HUNTSVILLE - The election of the Parti Québécois in Quebec has more to do with disapproval of the previous government than a signal of an uprising in the separatist movement.
That’s the opinion of Parry Sound-Muskoka MP Tony Clement, who said the defeat of the ruling Liberal party in the province was more of a backlash against the former government than support for the PQ.
“The good news in Quebec is that all the polling indicates that the percentage of people who want outright separatism is at an all-time low. So let’s face it, the Liberals have been in power for three terms in Quebec and you are going to get a desire for change at some point in any jurisdiction and I think that was driving the change in government. As you saw by the results it was only a margin of four seats so I can’t see how the PQ can even see that they have a mandate to do something as large as trying to negotiate Quebec out of confederation.”

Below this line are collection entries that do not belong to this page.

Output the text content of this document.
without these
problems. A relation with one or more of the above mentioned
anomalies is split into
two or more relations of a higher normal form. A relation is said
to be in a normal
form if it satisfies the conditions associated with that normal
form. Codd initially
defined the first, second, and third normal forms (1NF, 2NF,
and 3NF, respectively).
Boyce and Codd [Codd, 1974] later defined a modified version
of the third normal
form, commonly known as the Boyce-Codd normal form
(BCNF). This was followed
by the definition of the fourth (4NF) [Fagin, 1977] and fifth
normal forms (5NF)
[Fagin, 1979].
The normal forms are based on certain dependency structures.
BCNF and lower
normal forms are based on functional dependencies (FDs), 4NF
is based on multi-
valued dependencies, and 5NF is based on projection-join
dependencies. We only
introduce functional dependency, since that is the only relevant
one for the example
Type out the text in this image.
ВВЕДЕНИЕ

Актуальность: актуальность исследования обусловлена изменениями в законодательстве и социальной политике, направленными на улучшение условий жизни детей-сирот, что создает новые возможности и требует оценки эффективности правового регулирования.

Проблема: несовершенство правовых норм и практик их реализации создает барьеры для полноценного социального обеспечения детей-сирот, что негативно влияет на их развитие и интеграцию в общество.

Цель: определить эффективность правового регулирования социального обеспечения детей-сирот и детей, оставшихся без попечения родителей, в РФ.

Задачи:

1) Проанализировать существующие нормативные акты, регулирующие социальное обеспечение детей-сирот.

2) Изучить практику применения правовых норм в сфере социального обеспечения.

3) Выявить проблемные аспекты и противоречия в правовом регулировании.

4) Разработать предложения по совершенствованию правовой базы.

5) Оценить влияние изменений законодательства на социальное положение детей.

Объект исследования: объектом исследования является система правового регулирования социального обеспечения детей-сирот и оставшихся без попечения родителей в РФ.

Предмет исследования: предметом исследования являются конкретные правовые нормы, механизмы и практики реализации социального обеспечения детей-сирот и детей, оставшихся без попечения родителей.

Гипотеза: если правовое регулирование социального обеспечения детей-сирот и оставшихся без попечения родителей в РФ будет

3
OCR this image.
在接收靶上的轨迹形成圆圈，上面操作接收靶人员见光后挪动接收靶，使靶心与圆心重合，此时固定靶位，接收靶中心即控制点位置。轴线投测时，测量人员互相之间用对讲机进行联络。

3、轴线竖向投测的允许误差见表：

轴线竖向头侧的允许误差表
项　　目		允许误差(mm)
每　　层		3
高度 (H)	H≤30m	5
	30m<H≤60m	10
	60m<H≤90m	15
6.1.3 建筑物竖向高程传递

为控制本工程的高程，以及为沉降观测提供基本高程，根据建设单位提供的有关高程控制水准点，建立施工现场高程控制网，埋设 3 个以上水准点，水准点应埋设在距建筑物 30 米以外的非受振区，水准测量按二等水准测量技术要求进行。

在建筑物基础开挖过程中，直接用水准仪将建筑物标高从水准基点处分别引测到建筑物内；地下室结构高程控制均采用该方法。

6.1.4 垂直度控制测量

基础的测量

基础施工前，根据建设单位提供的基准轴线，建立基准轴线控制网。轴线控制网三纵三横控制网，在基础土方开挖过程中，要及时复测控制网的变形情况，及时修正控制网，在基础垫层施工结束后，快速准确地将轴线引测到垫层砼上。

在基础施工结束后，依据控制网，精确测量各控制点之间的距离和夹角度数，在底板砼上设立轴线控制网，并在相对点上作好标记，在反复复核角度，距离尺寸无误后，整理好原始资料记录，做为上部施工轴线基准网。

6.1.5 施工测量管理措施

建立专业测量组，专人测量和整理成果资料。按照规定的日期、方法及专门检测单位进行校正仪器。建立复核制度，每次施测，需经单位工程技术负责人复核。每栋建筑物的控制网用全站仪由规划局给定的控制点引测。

The PQ returned to power in Quebec after spending the past nine years in opposition. The party, which advocates national sovereignty for the province, won a minority vote during last week’s election.
Clement said even if the separatist movement was gathering steam – or would be doing so as a result of the election – the government isn’t willing to take that road.
“Our message is clear – we are not here to reopen any old constitutional battles, we are not here to have endless debates with a separatist government in Quebec … we are focused on jobs, the economy and creating growth throughout the country.”